Irish Minister for Communications, Energy and Natural Resources Pat Rabbitte told the International Conference on Ocean Energy in Dublin Wednesday the project would be granted a "foreshore license" to proceed, Mayo Today reported.
Rabbitte said the license will allow ESB International of Dublin and the agency to ramp up research efforts there with the deployment of wave measurement buoys for at least a year.
At the Dublin conference, Rabbitte declared Ireland was committed to developing its wind and wave resources and promised to deliver an updated ocean energy strategy by the end of the year, The Irish Times reported.
The energy minister also indicated he would introduce legislation to streamline the country's foreshore licensing process for future tidal energy farms.
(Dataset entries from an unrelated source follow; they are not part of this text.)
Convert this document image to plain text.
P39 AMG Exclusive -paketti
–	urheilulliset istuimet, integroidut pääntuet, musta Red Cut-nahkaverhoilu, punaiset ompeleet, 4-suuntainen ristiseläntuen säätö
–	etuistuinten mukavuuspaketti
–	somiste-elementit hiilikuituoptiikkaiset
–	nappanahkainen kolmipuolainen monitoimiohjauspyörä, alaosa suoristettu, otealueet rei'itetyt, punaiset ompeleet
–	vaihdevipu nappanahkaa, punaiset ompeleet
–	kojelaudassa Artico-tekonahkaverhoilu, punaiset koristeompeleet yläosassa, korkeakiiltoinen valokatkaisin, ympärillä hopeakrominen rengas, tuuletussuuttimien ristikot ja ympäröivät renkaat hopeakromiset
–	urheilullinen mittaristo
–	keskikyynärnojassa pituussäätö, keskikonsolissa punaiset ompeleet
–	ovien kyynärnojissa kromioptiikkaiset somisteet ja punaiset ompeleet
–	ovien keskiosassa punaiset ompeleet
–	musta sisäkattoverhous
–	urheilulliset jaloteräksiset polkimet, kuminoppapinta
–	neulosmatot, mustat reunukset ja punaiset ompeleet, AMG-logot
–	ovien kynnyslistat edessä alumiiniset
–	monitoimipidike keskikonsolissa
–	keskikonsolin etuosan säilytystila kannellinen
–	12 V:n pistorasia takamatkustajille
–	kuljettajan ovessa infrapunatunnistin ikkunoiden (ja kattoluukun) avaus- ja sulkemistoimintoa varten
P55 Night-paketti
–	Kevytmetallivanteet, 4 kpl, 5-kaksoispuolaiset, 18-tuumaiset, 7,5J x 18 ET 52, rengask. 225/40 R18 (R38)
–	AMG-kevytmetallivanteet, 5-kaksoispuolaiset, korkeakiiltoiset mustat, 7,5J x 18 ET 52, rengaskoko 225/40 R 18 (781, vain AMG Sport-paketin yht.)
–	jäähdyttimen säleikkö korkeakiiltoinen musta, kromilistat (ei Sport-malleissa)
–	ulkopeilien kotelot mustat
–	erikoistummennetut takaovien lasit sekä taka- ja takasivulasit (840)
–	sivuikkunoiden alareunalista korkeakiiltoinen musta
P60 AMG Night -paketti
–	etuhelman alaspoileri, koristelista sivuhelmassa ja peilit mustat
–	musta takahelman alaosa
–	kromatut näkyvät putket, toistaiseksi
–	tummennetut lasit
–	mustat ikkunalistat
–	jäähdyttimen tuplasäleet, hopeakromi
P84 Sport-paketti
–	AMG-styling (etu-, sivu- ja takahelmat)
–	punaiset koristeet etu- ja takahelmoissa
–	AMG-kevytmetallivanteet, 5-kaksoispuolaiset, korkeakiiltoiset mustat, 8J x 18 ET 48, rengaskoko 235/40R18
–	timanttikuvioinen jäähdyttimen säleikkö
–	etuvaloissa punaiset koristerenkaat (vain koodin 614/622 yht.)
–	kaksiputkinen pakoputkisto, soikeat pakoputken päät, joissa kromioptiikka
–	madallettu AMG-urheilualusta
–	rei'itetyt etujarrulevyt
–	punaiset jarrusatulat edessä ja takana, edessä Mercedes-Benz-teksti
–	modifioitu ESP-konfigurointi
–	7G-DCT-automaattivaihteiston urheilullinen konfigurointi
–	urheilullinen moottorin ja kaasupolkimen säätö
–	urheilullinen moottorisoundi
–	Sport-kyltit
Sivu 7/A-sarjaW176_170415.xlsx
He also said the upcoming Irish EU presidency would focus on marine renewables early next year.
The SEAI says the idea behind a wave energy test site is to provide an installation to examine the performance of generation devices over as long as 20 years in all types of open sea conditions.
"We have already made progress in terms of technology development, test facilities and infrastructure planning," agency Chief Executive Brian Motherway told the Dublin gathering. "This energy resource will be worth billions if properly exploited for electricity generation in the years to come."
There have only been a handful of full-scale wave energy devices tested in the world, the agency says, and the development of such a test site near Belmullet "will be a major international success for Ireland."
The proposed test site would operate for up to 20 years and include three separate test locations at near-shore, mid-water and deep-water depths, depending on the specific devices being tested.
Four submarine electricity cables would be installed at least 3 feet below the seabed and will come ashore at Belderra, where a small electricity substation would be built.
The International Conference on Ocean Energy drew 900 delegates from Australia, Europe and the United States to Dublin, where they were addressed by government ministers from Canada and Scotland, as well as Enterprise Minister Arlene Foster of Northern Ireland.
Foster cited the British Crown Estate's announcement last week it had granted seabed lease development rights for a total of 200 megawatts of marine tidal projects at Torr Head and Fair Head in County Antrim, calling it a "significant milestone."
"Northern Ireland's strategic aim is for a more sustainable energy system where much more of our energy is generated from renewable sources," she said, adding it highlights "the vast innovation and growth opportunities for local businesses."